Artes&Letras
La mirada, el paisaje, la fe
Diez años después de la primera entrega de su viaje por las catedrales de España, «Las rosas de piedra», Julio Llamazares completa el recorrido con «Las rosas del sur»
Hace diez años publicaba Julio Llamazares un libro con título casi semejante, Las rosas de piedra, al que sigue Las rosas del sur, e insiste en que «este es un libro de viajes, no de arte ni de historia, ni mucho menos de espiritualidad». La extensión no debe asustar al lector, pero debe ponerlo mínimamente en guardia.

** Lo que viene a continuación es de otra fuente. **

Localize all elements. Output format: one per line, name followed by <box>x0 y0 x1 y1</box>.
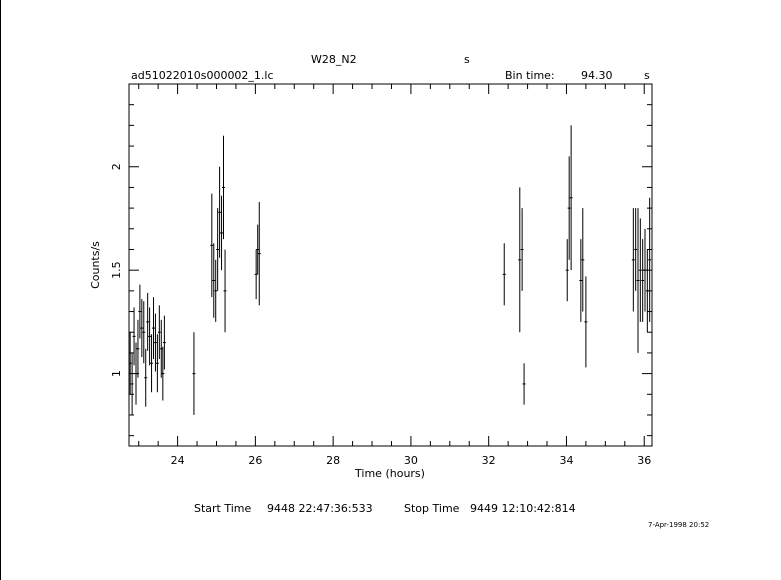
stop-time-label: Stop Time <box>404 502 460 515</box>
file-name: ad51022010s000002_1.lc <box>131 69 274 82</box>
x-tick-label: 24 <box>171 454 185 467</box>
bin-time-unit: s <box>644 69 650 82</box>
x-tick-label: 26 <box>248 454 262 467</box>
x-tick-label: 30 <box>404 454 418 467</box>
x-tick-label: 34 <box>559 454 573 467</box>
y-axis-label: Counts/s <box>89 241 102 289</box>
bin-time-label: Bin time: <box>505 69 555 82</box>
x-tick-label: 32 <box>482 454 496 467</box>
date-stamp: 7-Apr-1998 20:52 <box>648 521 710 529</box>
bin-time-value: 94.30 <box>581 69 613 82</box>
plot-frame <box>128 83 653 447</box>
x-tick-label: 36 <box>637 454 651 467</box>
start-time-label: Start Time <box>194 502 252 515</box>
window-edge-line <box>0 0 1 580</box>
stop-time-value: 9449 12:10:42:814 <box>470 502 576 515</box>
x-axis-label: Time (hours) <box>354 467 425 480</box>
y-tick-label: 2 <box>110 163 123 170</box>
y-tick-label: 1 <box>110 370 123 377</box>
x-tick-label: 28 <box>326 454 340 467</box>
start-time-value: 9448 22:47:36:533 <box>267 502 373 515</box>
object-name: W28_N2 <box>311 53 357 66</box>
object-unit: s <box>464 53 470 66</box>
y-tick-label: 1.5 <box>110 261 123 279</box>
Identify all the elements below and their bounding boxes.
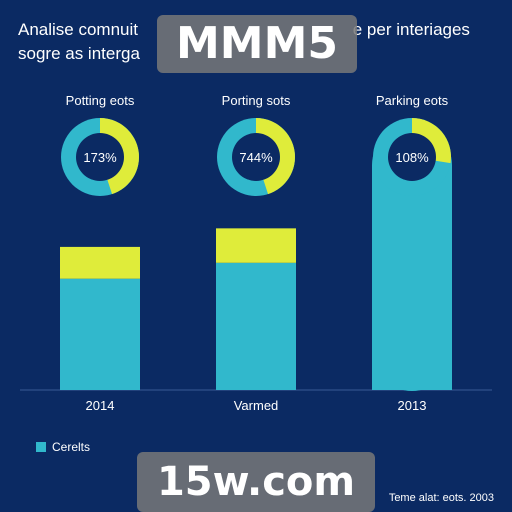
chart-title: Analise comnuit e per interiages sogre a… xyxy=(18,18,498,66)
donut-hole-0 xyxy=(76,133,124,181)
bar-series-1-0 xyxy=(60,278,140,390)
legend-swatch xyxy=(36,442,46,452)
title-line-1: Analise comnuit e per interiages xyxy=(18,20,470,39)
bar-series-1-fill-2 xyxy=(372,165,452,390)
legend-label: Cerelts xyxy=(52,440,91,454)
donut-title-2: Parking eots xyxy=(376,93,449,108)
watermark-bottom: 15w.com xyxy=(137,452,375,512)
footer-note: Teme alat: eots. 2003 xyxy=(388,492,494,504)
category-label-1: Varmed xyxy=(234,398,279,413)
category-label-0: 2014 xyxy=(86,398,115,413)
donut-title-1: Porting sots xyxy=(222,93,291,108)
bar-series-2-1 xyxy=(216,228,296,263)
bar-series-2-0 xyxy=(60,246,140,279)
bar-series-1-1 xyxy=(216,262,296,390)
donut-title-0: Potting eots xyxy=(66,93,135,108)
title-line-2: sogre as interga xyxy=(18,44,140,63)
legend: Cerelts xyxy=(36,440,90,454)
donut-hole-1 xyxy=(232,133,280,181)
watermark-top: MMM5 xyxy=(157,15,357,73)
donut-value-0: 173% xyxy=(83,150,117,165)
donut-value-2: 108% xyxy=(395,150,429,165)
donut-value-1: 744% xyxy=(239,150,273,165)
category-label-2: 2013 xyxy=(398,398,427,413)
donut-hole-2 xyxy=(388,133,436,181)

La personalidad humana y literaria del viajero, presente en varias obras de Julio Llamazares, persiste aquí, en ese estilo de descubrir el camino. No es difícil su enfoque estético: en esencia, las catedrales son verdaderos tesoros polisémicos. Lo religioso, lo geográfico, lo artístico y lo humano se unen en esa poliédrica realidad tan difícil de captar. En pos de esta pretensión (descubrir la esencia de los edificios religiosos y su reflejo en el mundo) el viajero utiliza todos los mecanismos creativos: desde la contemplación intuitiva hasta el contacto con los hombres, los clérigos responsables, los museos, los guías, los medios informáticos. E incluso los amigos, como ocurre con el leonés Manolo Cerebro: «…el viajero recibe una llamada de Cerebro, como todos los amigos llaman a Manuel González, escritor, editor y exfutbolista afincado en Badajoz desde hace mucho y en cuya casa dormirá esta noche».

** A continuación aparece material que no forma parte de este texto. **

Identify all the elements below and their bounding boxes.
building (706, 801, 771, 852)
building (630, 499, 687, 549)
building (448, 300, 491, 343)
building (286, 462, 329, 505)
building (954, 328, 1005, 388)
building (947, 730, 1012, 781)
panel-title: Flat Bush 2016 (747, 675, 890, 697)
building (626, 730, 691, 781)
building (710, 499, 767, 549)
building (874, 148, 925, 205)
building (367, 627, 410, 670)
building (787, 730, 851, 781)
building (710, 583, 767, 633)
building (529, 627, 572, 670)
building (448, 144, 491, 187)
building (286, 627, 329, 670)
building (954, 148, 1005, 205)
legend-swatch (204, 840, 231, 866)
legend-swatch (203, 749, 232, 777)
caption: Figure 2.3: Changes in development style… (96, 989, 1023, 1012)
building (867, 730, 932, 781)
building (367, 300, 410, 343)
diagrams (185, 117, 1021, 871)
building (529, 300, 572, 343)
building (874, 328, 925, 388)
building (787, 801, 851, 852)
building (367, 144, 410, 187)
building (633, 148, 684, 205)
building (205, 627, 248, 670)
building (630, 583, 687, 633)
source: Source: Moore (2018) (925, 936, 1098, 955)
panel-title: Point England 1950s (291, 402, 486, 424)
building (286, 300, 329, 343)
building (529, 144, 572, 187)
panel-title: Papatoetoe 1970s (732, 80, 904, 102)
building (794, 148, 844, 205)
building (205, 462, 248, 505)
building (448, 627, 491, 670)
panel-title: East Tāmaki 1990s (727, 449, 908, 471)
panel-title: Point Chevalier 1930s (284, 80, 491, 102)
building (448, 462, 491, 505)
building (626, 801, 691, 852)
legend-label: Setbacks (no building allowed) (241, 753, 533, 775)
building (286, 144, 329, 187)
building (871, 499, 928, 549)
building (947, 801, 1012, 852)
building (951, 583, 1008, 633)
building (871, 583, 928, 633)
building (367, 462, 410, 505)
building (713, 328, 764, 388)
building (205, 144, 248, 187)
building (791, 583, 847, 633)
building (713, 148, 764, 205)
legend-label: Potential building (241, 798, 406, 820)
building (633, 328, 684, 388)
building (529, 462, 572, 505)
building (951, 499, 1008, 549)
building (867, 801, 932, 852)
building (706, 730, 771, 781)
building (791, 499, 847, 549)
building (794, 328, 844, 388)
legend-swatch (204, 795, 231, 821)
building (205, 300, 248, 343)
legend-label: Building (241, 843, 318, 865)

La mirada surge empapada de un variado contenido, que Julio Llamazares capta con toda sutileza, soñando con los tiempo pasados: «al viajero le parece haber entrado en un tiempo muy antiguo y estar asistiendo ahora a una reunión prohibida; una de aquellas reuniones de los primeros cristianos o de la propia Toledo en época de los árabes». Pero no debe olvidarse algo esencial: las catedrales están insertas en un espacio geográfico, en ciudades diversas y son símbolo de una humanidad pasada, diferente, lo que explica su variada estructura. Lo mismo ocurre, con la forma de ser de sus habitantes y, sobre todo, el aspecto urbanístico de la ciudad. No es necesario insistir en ello, pero la imagen de muchas ciudades parece ser la de la catedral que las preside. Pero a veces ofrecen un simbolismo demasiado terrenal, un poco descuidado, como si no hubiera relación con el espacio. Por ello, la ciudad, el clima, la tierra, las plantas, los hombres…la religión, en fin, se muestran como un terreno estético en el que florecen reflexiones materiales de todo tipo, sin que falte alguna curiosa discusión irracional. Algo, a menudo, anima el ambiente. Ante muchas de las escenas, aflora lo que puede llamarse impotencia estética, la incapacidad para descubrir su belleza. Todas ellas parecen hijas de la tierra y del alma de sus pobladores. Y no está lejana la visión de lo irreal ante la mirada prosopopéyica de la naturaleza: «Si Ciudadela está adormecida (…) la catedral es ya directamente sonámbulo».
En el trabajo de campo, como en otros libros de viaje de Julio Llamazares, hay siempre lugar para el sentimiento y la nostalgia. Se observa perfectamente en las catedrales, sin excluir las catedrales de las Islas. Por ello, el libro termina con una frase atinada del mexicano José Vasconcelos: «Un libro, como un viaje, se empieza con inquietud y se termina con melancolía». No es mal final para estas páginas.